Canberra's business lobby has warned against a premature easing of coronavirus restrictions, as it called on governments to provide more clarity on the path out of the pandemic.
Canberra Business Chamber chief executive Graham Catt said it would be "more detrimental" to businesses if restrictions were wound back, only for them to be reapplied after further outbreaks.
But Chief Minister Andrew Barr said the government would need to trial the winding back of certain measures, meaning they could be reintroduced if they didn't work.
As the daily number of new COVID-19 cases in Australia remains low, debate is ramping up as to how and when the physical restrictions imposed to slow the spread of the virus might be lifted.
No new cases were recorded in the ACT on Tuesday, meaning just one new case has been detected in the past four days.
While Prime Minister Scott Morrison has maintained that the process of easing restrictions remained "weeks away", his national cabinet will look at various options when it meets on Thursday.
Mr Catt said businesses which had been restricted significantly or forced to close entirely would like to be able to return to normal - but only if health authorities gave them the green light.
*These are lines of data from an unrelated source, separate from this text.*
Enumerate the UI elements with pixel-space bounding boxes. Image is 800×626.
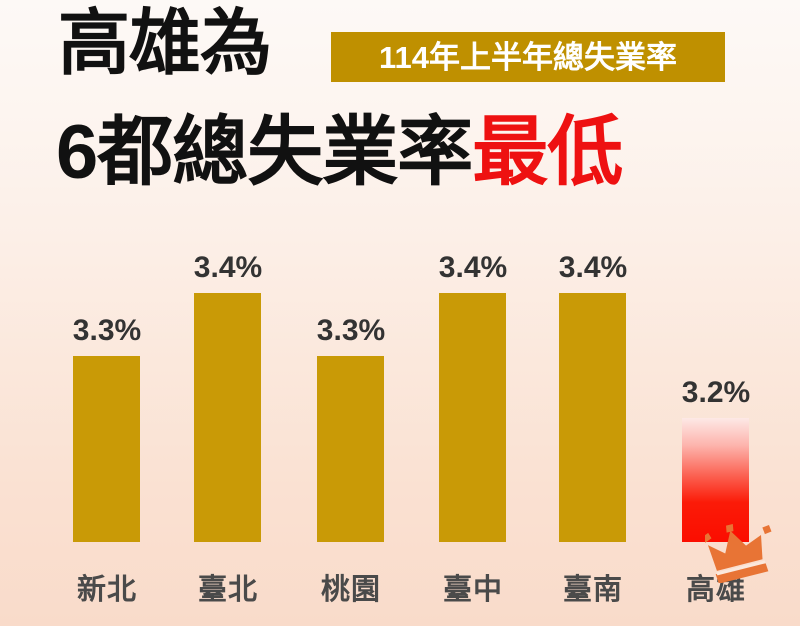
- chart-plot-area: 3.3% 3.4% 3.3% 3.4% 3.4% 3.2%: [0, 215, 800, 542]
- chart-category-axis: 新北 臺北 桃園 臺中 臺南 高雄: [0, 542, 800, 626]
- bar-group: 3.3%: [296, 215, 406, 542]
- headline-sub-row: 6都總失業率最低: [56, 110, 623, 195]
- bar-group: 3.2%: [661, 215, 771, 542]
- chart-bar[interactable]: [682, 418, 749, 542]
- bar-group: 3.4%: [418, 215, 528, 542]
- chart-bar[interactable]: [194, 293, 261, 542]
- bar-value-label: 3.2%: [681, 376, 751, 409]
- chart-bar[interactable]: [317, 356, 384, 542]
- headline-row: 高雄為 114年上半年總失業率: [0, 0, 800, 108]
- bar-value-label: 3.4%: [438, 251, 508, 284]
- headline-main-text: 高雄為: [58, 4, 272, 84]
- chart-bar[interactable]: [559, 293, 626, 542]
- bar-value-label: 3.4%: [558, 251, 628, 284]
- chart-bar[interactable]: [439, 293, 506, 542]
- headline-badge-label: 114年上半年總失業率: [378, 39, 677, 75]
- bar-group: 3.3%: [52, 215, 162, 542]
- axis-category-label: 臺中: [442, 574, 503, 606]
- bar-group: 3.4%: [173, 215, 283, 542]
- bar-group: 3.4%: [538, 215, 648, 542]
- axis-category-label: 臺北: [197, 574, 258, 606]
- bar-chart: 3.3% 3.4% 3.3% 3.4% 3.4% 3.2% 新北 臺北 桃園 臺中 臺南 高雄: [0, 215, 800, 626]
- headline-sub-highlight: 最低: [472, 110, 623, 195]
- axis-category-label: 新北: [76, 574, 137, 606]
- crown-icon: [702, 523, 777, 584]
- headline-badge: 114年上半年總失業率: [331, 32, 725, 82]
- axis-category-label: 臺南: [562, 574, 623, 606]
- bar-value-label: 3.3%: [72, 314, 142, 347]
- chart-bar[interactable]: [73, 356, 140, 542]
- bar-value-label: 3.3%: [316, 314, 386, 347]
- axis-category-label: 高雄: [685, 574, 746, 606]
- axis-category-label: 桃園: [320, 574, 381, 606]
- bar-value-label: 3.4%: [193, 251, 263, 284]
- headline-sub-prefix: 6都總失業率: [56, 110, 473, 195]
What was most important for businesses at this time, he said, was that they had a clear sense of what the "pathway" out the pandemic was.
He said businesses, many of whom are rapidly adjusting their operations amid the shutdown, could potentially be worse off if restrictions were loosened too early.
A number of countries which enjoyed early success in the fight against COVID-19 - including Singapore - have been forced to introduce restrictions after case numbers spiked.
"I think if we had a situation of relaxing [the restrictions] and then we find out in three weeks that we need to go back in lockdown, that would be more detrimental for many people," he said.
"It actually takes a lot of time for a business to reshape and regroup."
The hospitality industry has been among the sectors hardest hit by the pandemic, with hotels and bars forced to shut their doors, and restaurants and cafes limited to serving takeaway.
Rather than focus on the prospect of reopening, Australian Hotel Association ACT branch general manager Anthony Brierley said its attention was on the working through the details of the federal government's JobKeeper wage subsidy scheme, which was designed to help businesses survive the shutdown.
Mr Brierley said reopening the hospitality sector "required more than just a date or a green-light from the ACT government".
"It requires a careful consideration of what "operational" looks like in a practical sense," he said.
"In the post COVID-19 world, we expect there will be a need for capacity and venue restrictions, as well as mandatory provision of industrial relations advice and industry development training."
Speaking at a press conference on Tuesday, Mr Barr warned of the risks of easing physical distancing measures, saying it would take just "one crowd, one infected person" to undo the work done in recent weeks to contain the virus' spread.
But he said the restrictions would have to be lifted at some point. That process would involve experimenting with the easing of certain measures, he said.
"We have to be prepared to go back into tougher restrictions if we did relax and then transmissions start again," he said.
"We've got to be honest with people that we don't necessarily know that every measure will work."